Torkelson’s line drive home run off the left-field foul pole in the fifth gave the Tigers a 3-2 lead. His three-run blast in a four-run eighth inning, also to left field, blew open a one-run game. It was his first career multi-homer game. He now has 11 home runs on the season.
The Tigers did a lot of damage with two strikes, which was a strong adjustment after they’d struck out eight times in the first five innings against Rangers’ lefty starter Cody Bradford.
A pair of two-strike, two-out RBI hits in the second inning — a triple by Jake Marisnick and a single by Matt Vierling — plus Torkelson’s first home run, gave the Tigers a 3-2 lead after five innings.
But the Rangers don’t ever seem to stop hitting home runs. They hit nine of them in this four-game series.
Ezequiel Duran homered off lefty Tyler Holton in the fourth inning, his third straight game with a home run. Then in the sixth, Leody Taveras lined one into the seats off Mason Englert to tie the game.
The Tigers regained the lead with another 0-2 hit. Andy Ibanez, the former Ranger, poked an RBI single with two strikes in the seventh. And after Javier Báez followed with his second single of the game, the Tigers had the bases loaded with no outs and great chance to extend the lead.
Rangers manager Bruce Bochy, with left-handed hitting Kerry Carpenter coming up, brought in lefty reliever John King. Tigers skipper AJ Hinch had right-handed hitters Eric Haase and Tyler Nevin available on the bench but he struck with Carpenter.
Carpenter struck out and Jonathan Schoop hit into a fast, inning-ending double play.
It seemed like a potentially game-shifting moment. It was not.
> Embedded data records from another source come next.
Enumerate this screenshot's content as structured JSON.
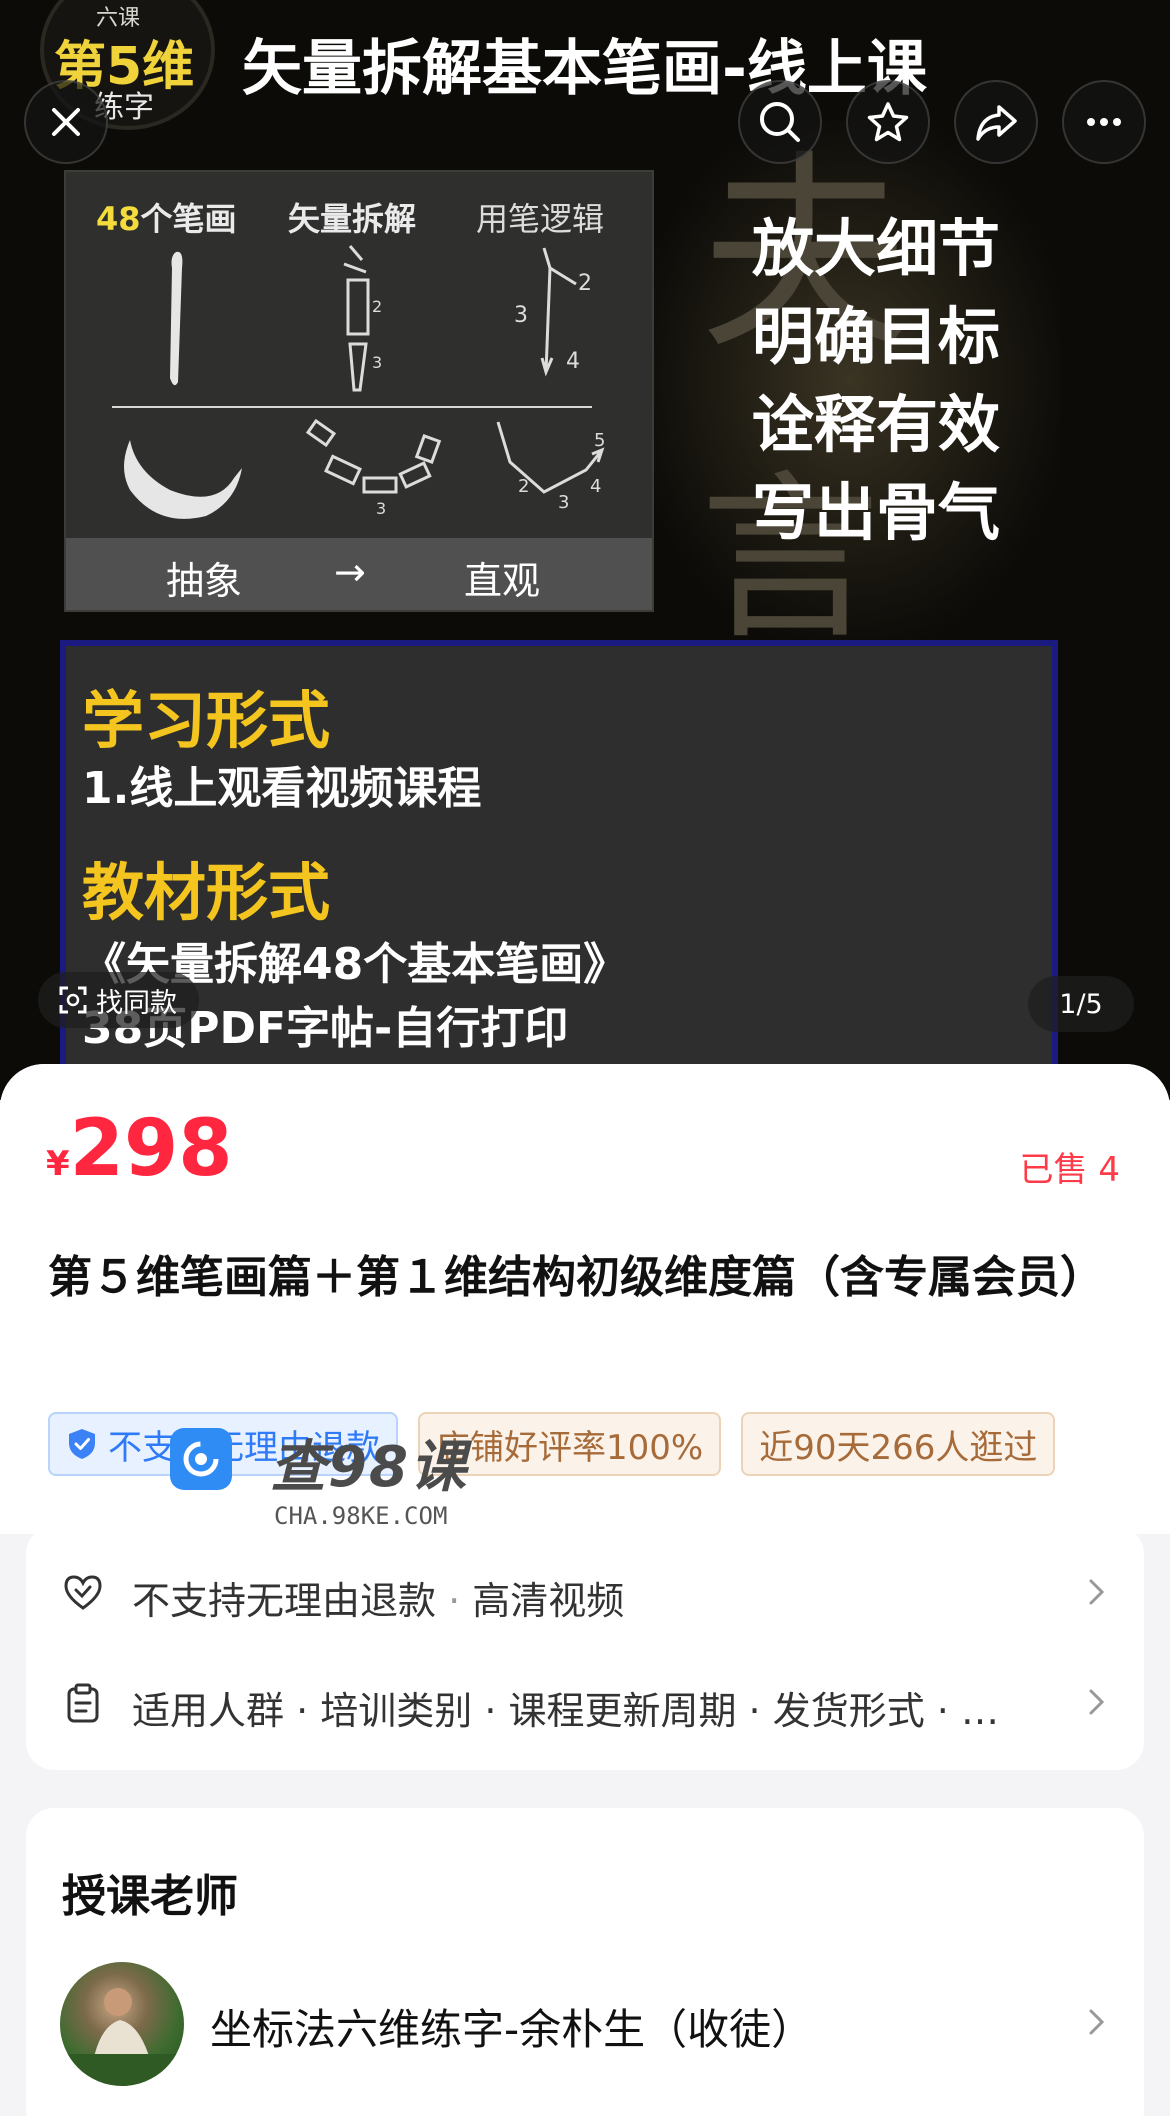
{
  "hero": {
    "badge_top": "六课",
    "badge_main": "第5维",
    "badge_sub": "练字",
    "title": "矢量拆解基本笔画-线上课",
    "stroke_panel": {
      "heading_num": "48",
      "heading_rest": "个笔画",
      "heading_2": "矢量拆解",
      "heading_3": "用笔逻辑",
      "footer_left": "抽象",
      "footer_arrow": "→",
      "footer_right": "直观"
    },
    "promo_lines": [
      "放大细节",
      "明确目标",
      "诠释有效",
      "写出骨气"
    ],
    "learn_panel": {
      "heading_1": "学习形式",
      "text_1": "1.线上观看视频课程",
      "heading_2": "教材形式",
      "text_2": "《矢量拆解48个基本笔画》",
      "text_3": "38页PDF字帖-自行打印"
    },
    "find_same_label": "找同款",
    "page_indicator": "1/5"
  },
  "product": {
    "currency": "¥",
    "price": "298",
    "sold": "已售 4",
    "title": "第５维笔画篇＋第１维结构初级维度篇（含专属会员）",
    "tags": [
      {
        "text": "不支持无理由退款",
        "style": "blue"
      },
      {
        "text": "店铺好评率100%",
        "style": "tan"
      },
      {
        "text": "近90天266人逛过",
        "style": "tan"
      }
    ],
    "watermark": {
      "name": "查98课",
      "url": "CHA.98KE.COM"
    }
  },
  "info": {
    "row1": {
      "a": "不支持无理由退款",
      "sep": " · ",
      "b": "高清视频"
    },
    "row2": {
      "text": "适用人群 · 培训类别 · 课程更新周期 · 发货形式 · …"
    }
  },
  "teacher": {
    "heading": "授课老师",
    "name": "坐标法六维练字-余朴生（收徒）"
  },
  "colors": {
    "price_red": "#ff2740",
    "tag_blue": "#2f7af6",
    "tag_tan": "#a76b3a",
    "promo_yellow": "#f3c51e"
  },
  "icons": [
    "close-icon",
    "search-icon",
    "star-icon",
    "share-icon",
    "more-icon",
    "scan-icon",
    "shield-icon",
    "heart-check-icon",
    "clipboard-icon",
    "chevron-right-icon"
  ]
}
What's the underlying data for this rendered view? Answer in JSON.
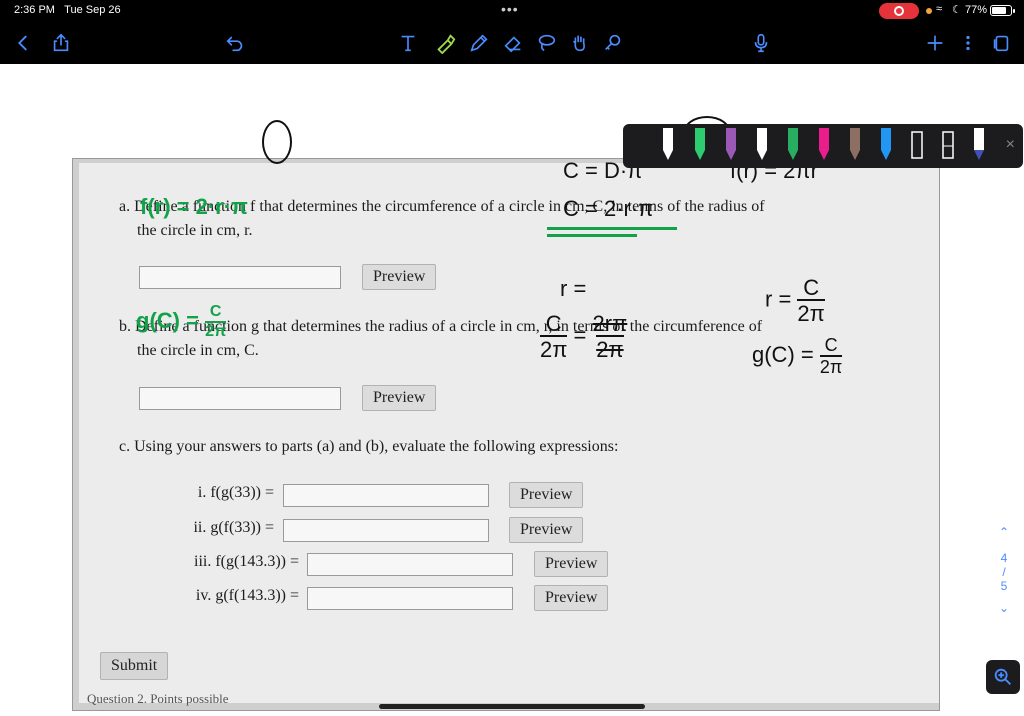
{
  "status_bar": {
    "time": "2:36 PM",
    "date": "Tue Sep 26",
    "dots": "•••",
    "battery_pct": "77%",
    "battery_level": 0.77,
    "record_color": "#e5323b"
  },
  "toolbar": {
    "accent": "#4a8cff",
    "icons": [
      "back-icon",
      "share-icon",
      "undo-icon",
      "text-tool-icon",
      "highlighter-icon",
      "pen-icon",
      "eraser-icon",
      "lasso-icon",
      "hand-icon",
      "pointer-icon",
      "microphone-icon",
      "add-icon",
      "more-icon",
      "copy-icon"
    ]
  },
  "pen_tray": {
    "colors": [
      "#ffffff",
      "#2ecc71",
      "#9b59b6",
      "#ffffff",
      "#27ae60",
      "#e91e8c",
      "#8d6e63",
      "#2196f3",
      "#ffffff",
      "#ffffff",
      "#3f51b5"
    ],
    "close": "×"
  },
  "question": {
    "part_a": {
      "text_line1": "a. Define a function f that determines the circumference of a circle in cm, C, in terms of the radius of",
      "text_line2": "the circle in cm, r.",
      "answer": "f(r) = 2·r·π",
      "preview": "Preview"
    },
    "part_b": {
      "text_line1": "b. Define a function g that determines the radius of a circle in cm, r, in terms of the circumference of",
      "text_line2": "the circle in cm, C.",
      "answer_lhs": "g(C) =",
      "answer_num": "C",
      "answer_den": "2π",
      "preview": "Preview"
    },
    "part_c": {
      "text": "c. Using your answers to parts (a) and (b), evaluate the following expressions:",
      "items": [
        {
          "label": "i. f(g(33)) =",
          "value": "",
          "preview": "Preview"
        },
        {
          "label": "ii. g(f(33)) =",
          "value": "",
          "preview": "Preview"
        },
        {
          "label": "iii. f(g(143.3)) =",
          "value": "",
          "preview": "Preview"
        },
        {
          "label": "iv. g(f(143.3)) =",
          "value": "",
          "preview": "Preview"
        }
      ]
    },
    "submit": "Submit",
    "next_partial": "Question 2. Points possible"
  },
  "handwriting": {
    "ink_green": "#12a34a",
    "c_eq_d_pi": "C = D·π",
    "f_r": "f(r) = 2πr",
    "c_eq_2rpi": "C = 2·r·π",
    "r_eq": "r =",
    "c_frac_num": "C",
    "c_frac_den": "2π",
    "eq_rhs_num": "2rπ",
    "eq_rhs_den": "2π",
    "r_eq_c_lhs": "r =",
    "r_eq_c_num": "C",
    "r_eq_c_den": "2π",
    "g_c_lhs": "g(C) =",
    "g_c_num": "C",
    "g_c_den": "2π"
  },
  "pager": {
    "current": "4",
    "sep": "/",
    "total": "5"
  }
}
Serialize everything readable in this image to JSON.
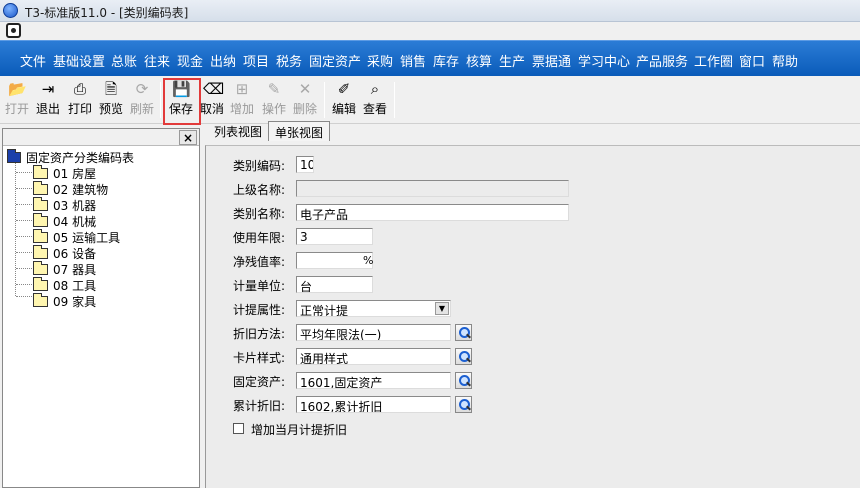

With yet another 0-2 RBI, the Tigers extended the lead to 5-3 off King in the eighth. After Jake Rogers doubled, Hinch let left-handed hitting Zach McKinstry bat against King and he slashed an 0-2 single to right.
After Vierling walked, Torkelson ended the drama, winning an eight-pitch at-bat off King, launching a 2-2 changeup 356 feet into the seats.
Things got dicey in the bottom of the ninth. Alex Lange gave up a single and a pair of walks, the second, on four pitches to Travis Jankowski, forced in a run. A second run scored on a sacrifice fly by Nathaniel Lowe. That brought up Adolis Garcia, who had homered in three straight games, representing the tying run.
Lange got him to line out to second base.